Council Tax Explained for Tenants
If you have lived in the UK for a number of years now you will no doubt be familiar with the notion of Council Tax.
If, on the other hand, you have just moved to the UK from abroad, it may be something you have never encountered before. Either way, in this article we will outline exactly what the Council Tax is, and who is responsible for paying it.
What Does Council Tax Pay For?
Introduced in 1993, the Council Tax replaced the previously named Community Charge (or Poll Tax). This in turn replaced the rates system in England, Scotland and Wales.
Council tax is a monthly payment tenants make to pay for local services such as bin collection, road repairs, fire brigade and police services etc.

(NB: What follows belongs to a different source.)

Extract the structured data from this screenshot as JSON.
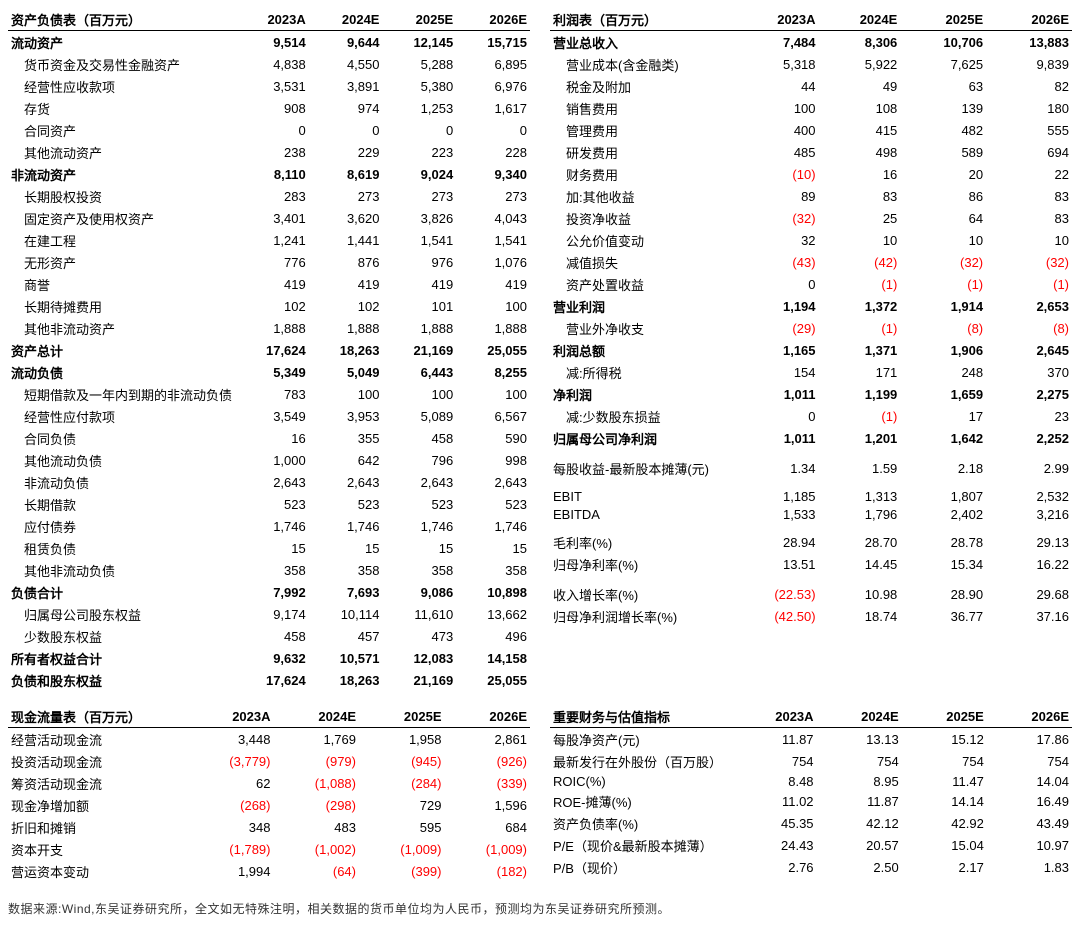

There is one payment per property (regardless of how many individuals live there). If there is only one person living in that property, however, there is a discount.
How Much Is the Council Tax?
The Tax varies from geographical region to the size of a property, the number of rooms it has and where it is located. Residences are categorised into bands. Different bands have different charges, as worked out by the Valuation Office Agency (VOA).
In the case of the Council Tax the charge is worked out on the basis of how much the property is worth on the open market. This is different to the Community Charge and rates system which were both based on the rental value of the property.
How much a particular band costs can change on an annual basis. It’s possible to check the Council Tax cost of a particular residency and band by checking the local council’s website.
Who Pays Council Tax on a Rented Property?
Firstly, only adults aged 18 and over have to pay Council Tax. The owner of a property who is living there pays the tax. If it’s a tenant, then he or she pays it. In fact, anyone living in that property – even a squatter – is due to pay Council Tax.
If the owner of a property lives elsewhere and the property remains empty then he or she would have to pay Council Tax for it. If there is more than one individual living in the property ie a couple or a group of friends, then each adult is individually responsible for paying the Council Tax.
The exception to the above is if the property is a House in Multiple Occupation (HMO). This is when more than three tenants rent a room in the property. It could be young professionals or students. In either case, it is the landlord who pays the Council Tax under these circumstances. No doubt the landlord will take this into account when working out the cost of the rents per room.
Then again, if the tenants in the HMO are renting the property as one group of friends or colleagues etc then they will be jointly responsible for the Council Tax.
What if the Rental Property Is Empty?
An empty rental property is usually the result of a tenant having moved out and the landlord hasn’t been able to find another to take over. This is known as a void period and it’s what every landlord is desperate to avoid (because it means he or she falls short that month).
In such a situation the landlord or property owner is responsible for paying the Council Tax. The good news is that some councils will provide a Council Tax discount to registered landlords when the don’t have a tenant living there. It is always work checking the website to see if your council does.